Dear Dr. Wallace:
I’m 15 and have been pen pals with a 16-year-old boy from Ontario, Canada, for the past year and a half. We write to each other once a week — faithfully. It has been a wonderful experience and I look forward to receiving his letters and answering them the same day. Tim lives in Catherine and it sounds like a super place to live. I’ve learned a lot about things like ice-skating, ice hockey and ice fishing on Lake Ontario.
I informed him about living in the beautiful San Joaquin Valley of California. Lately, he has been writing that he thinks he loves me and that he would like us to go steady, even though we have never seen each other. He says that he is coming to visit me when he graduates from high school in two years. We have traded photographs so we know what the other person looks like, and he did call me for Valentine’s Day.

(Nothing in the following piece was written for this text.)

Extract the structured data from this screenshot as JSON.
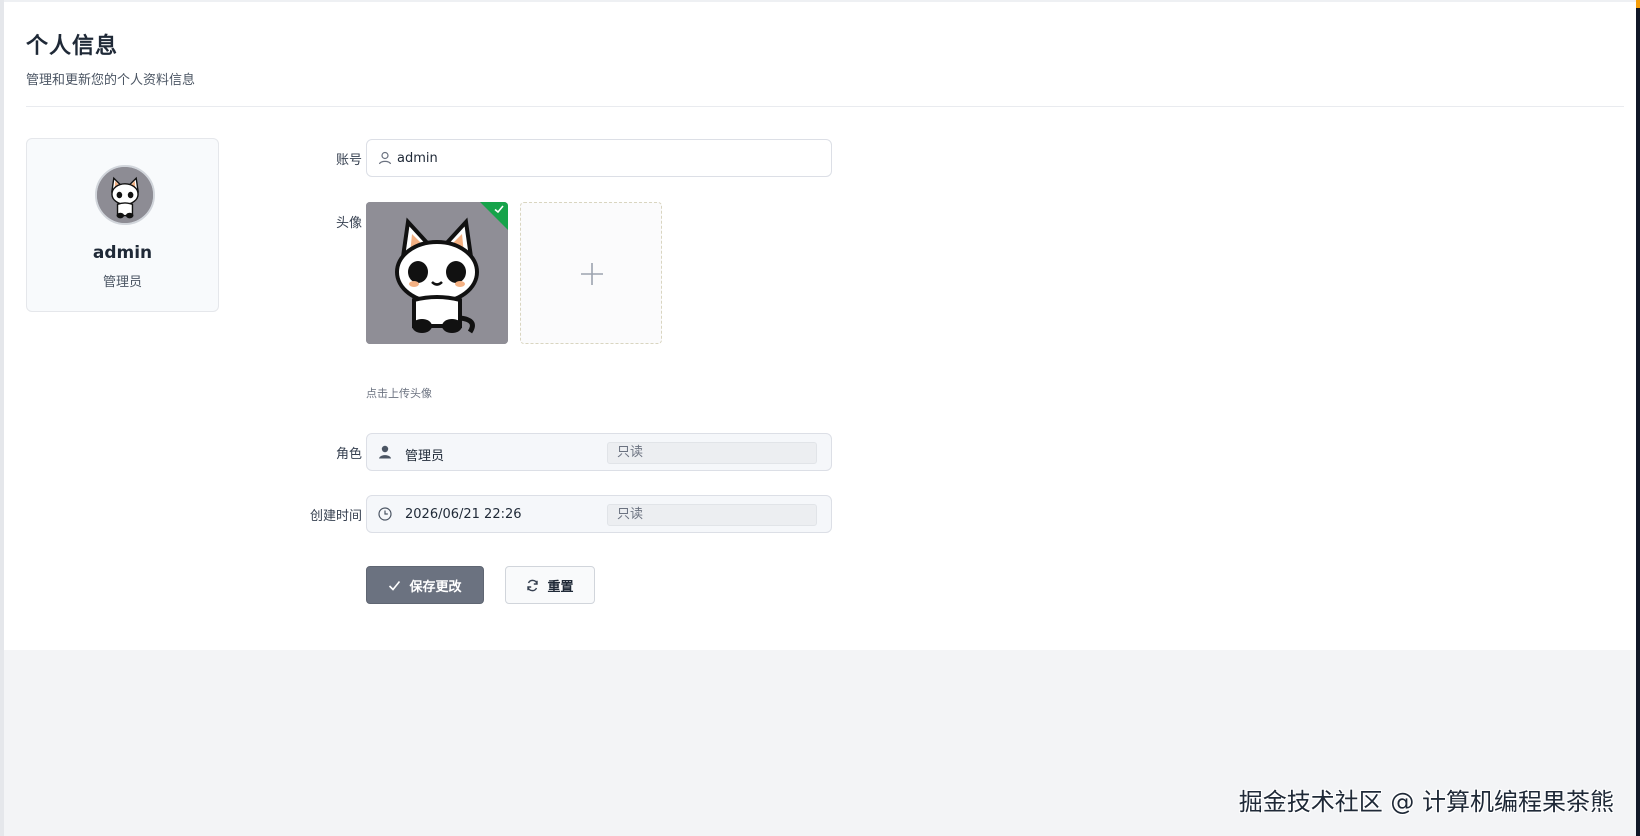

I honestly admit that I sort of like Tim in a romantic sort of way, even though we haven’t yet met. And the thought of going steady with a pen pal is intriguing.
But I still haven’t decided, and that’s why I’m writing to you. I’d like your opinion.
— Pen Pal Deluxe,
Dear Pen Pal: I think that having a pen pal is wonderful, and I can understand how a touch of romance can creep into long-distance correspondence, but I see no value in going steady across the miles with a boy who will not be around you 99.9 percent of the time. Relationships are built upon shared, in-person experiences. Why eliminate the opportunity of dating because you are going steady with someone you have never met in person and wouldn’t see for at least two years?

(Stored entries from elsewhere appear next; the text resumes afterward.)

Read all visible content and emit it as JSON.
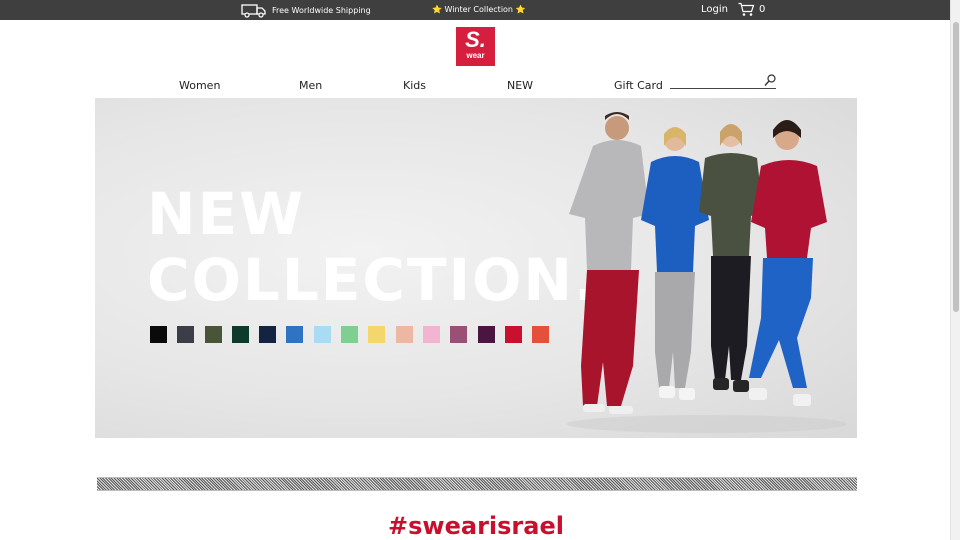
{
  "topbar": {
    "shipping_text": "Free Worldwide Shipping",
    "winter_text": "Winter Collection",
    "star_glyph": "⭐",
    "login_label": "Login",
    "cart_count": "0"
  },
  "logo": {
    "letter": "S.",
    "word": "wear",
    "color": "#d61f3e"
  },
  "nav": {
    "items": [
      "Women",
      "Men",
      "Kids",
      "NEW",
      "Gift Card"
    ]
  },
  "search": {
    "placeholder": "",
    "icon": "search-icon"
  },
  "hero": {
    "line1": "NEW",
    "line2": "COLLECTION.",
    "swatch_colors": [
      "#0a0a0a",
      "#3c3d48",
      "#4a5436",
      "#0e3a2c",
      "#14233f",
      "#2f73c2",
      "#a9dcf3",
      "#7fcf91",
      "#f5d66a",
      "#edb7a3",
      "#f2b4d1",
      "#9a4f77",
      "#4a1641",
      "#c9102d",
      "#e5503b"
    ]
  },
  "hashtag": "#swearisrael",
  "colors": {
    "topbar": "#3f3f3f",
    "brand_red": "#c8102e"
  }
}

Wait until you have spent time together before making that decision. It would be a huge waste of time to go steady for two years and then discover, when you meet face-to-face, that why you like each other — the “magnetic” attraction — is missing. Remain good pen pals for now, and let the future take its course gradually with this friend.
Dear Dr. Wallace: My name is Robert, and I want to be called Robert. Last week, I got a part-time job at a paint company. I’m what you would call a handyman. I do a little of everything, from mixing paint to sweeping floors. I like the job, and I like getting paid. But I don’t like being referred to as Bob. I put down “Robert” on my job application, but when I went for my interview with the owner, he said, “Hello, Bob.” I cringed, but I didn’t correct him, for obvious reasons. When he introduced me to the other workers after I was hired, he introduced me as Bob.

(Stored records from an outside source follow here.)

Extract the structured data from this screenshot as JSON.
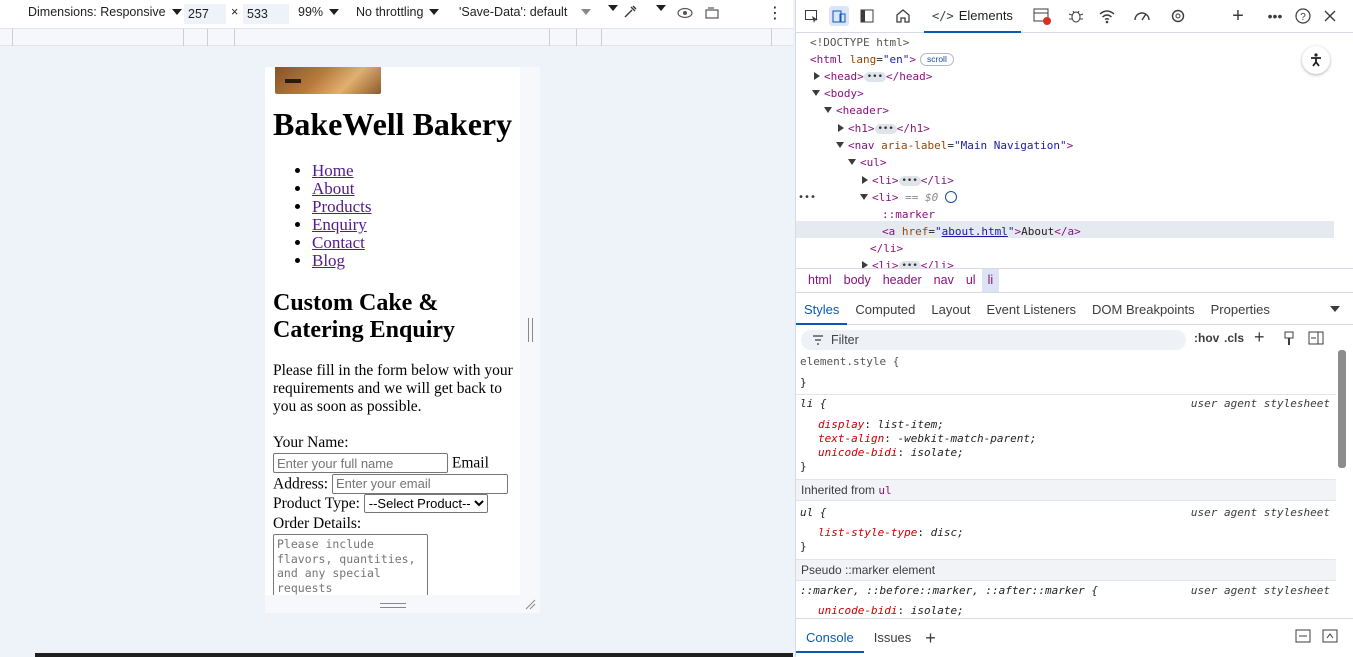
{
  "device_toolbar": {
    "dimensions_label": "Dimensions: Responsive",
    "width": "257",
    "times": "×",
    "height": "533",
    "zoom": "99%",
    "throttling": "No throttling",
    "save_data": "'Save-Data': default",
    "more_icon": "⋮"
  },
  "site": {
    "title": "BakeWell Bakery",
    "nav": [
      "Home",
      "About",
      "Products",
      "Enquiry",
      "Contact",
      "Blog"
    ],
    "heading": "Custom Cake & Catering Enquiry",
    "intro": "Please fill in the form below with your requirements and we will get back to you as soon as possible.",
    "form": {
      "name_label": "Your Name:",
      "name_placeholder": "Enter your full name",
      "email_label_1": "Email",
      "email_label_2": "Address:",
      "email_placeholder": "Enter your email",
      "product_label": "Product Type:",
      "product_selected": "--Select Product--",
      "details_label": "Order Details:",
      "details_placeholder": "Please include flavors, quantities, and any special requests"
    }
  },
  "devtools": {
    "tabs": {
      "elements": "Elements"
    },
    "dom": {
      "doctype": "<!DOCTYPE html>",
      "html_open": "<html",
      "lang_attr": "lang",
      "lang_val": "\"en\"",
      "scroll_badge": "scroll",
      "head": "<head>",
      "head_close": "</head>",
      "body": "<body>",
      "header": "<header>",
      "h1": "<h1>",
      "h1_close": "</h1>",
      "nav_open": "<nav",
      "nav_attr": "aria-label",
      "nav_val": "\"Main Navigation\"",
      "ul": "<ul>",
      "li": "<li>",
      "li_close": "</li>",
      "dollar0": "== $0",
      "marker": "::marker",
      "a_open": "<a",
      "href_attr": "href",
      "href_val": "about.html",
      "a_text": "About",
      "a_close": "</a>",
      "row_dots": "•••"
    },
    "breadcrumbs": [
      "html",
      "body",
      "header",
      "nav",
      "ul",
      "li"
    ],
    "subtabs": [
      "Styles",
      "Computed",
      "Layout",
      "Event Listeners",
      "DOM Breakpoints",
      "Properties"
    ],
    "filter_placeholder": "Filter",
    "filter_tools": [
      ":hov",
      ".cls",
      "+"
    ],
    "styles": {
      "element_style": "element.style {",
      "close_brace": "}",
      "li_selector": "li {",
      "ua_label": "user agent stylesheet",
      "li_props": [
        {
          "name": "display",
          "value": "list-item;"
        },
        {
          "name": "text-align",
          "value": "-webkit-match-parent;"
        },
        {
          "name": "unicode-bidi",
          "value": "isolate;"
        }
      ],
      "inherited_label": "Inherited from",
      "inherited_tag": "ul",
      "ul_selector": "ul {",
      "ul_props": [
        {
          "name": "list-style-type",
          "value": "disc;"
        }
      ],
      "pseudo_label": "Pseudo ::marker element",
      "marker_selector": "::marker, ::before::marker, ::after::marker {",
      "marker_props": [
        {
          "name": "unicode-bidi",
          "value": "isolate;"
        }
      ]
    },
    "drawer_tabs": [
      "Console",
      "Issues"
    ],
    "drawer_add": "+"
  }
}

Now, everybody calls me Bob. I hate the name Bob. Should I tell the workers to call me Robert? I hope you say yes, because I’ll start as soon as you me give the word. I will photocopy your columns and hand them out to my coworkers, including the owner.
El Paso, Texas
Dear Robert: There’s no need to make that much of an issue of it. When someone addresses you as Bob, smile and say simply, “Actually, I prefer Robert.” Your boss was just being friendly by using the shorter, more familiar form of your name. He likely did not mean to make you feel uncomfortable at all. Just let him know your preference the next time you see him, and be sure to mention this with a smile and a relaxed tone of voice. Everyone deserves to be called by the form of their name that they prefer!
I’m in a similar situation myself, and I’m a Robert, too, so I’m familiar with all of the usual nicknames!
My parents called me Bobby when I was growing up, my friends call me Bob and I am Robert professionally.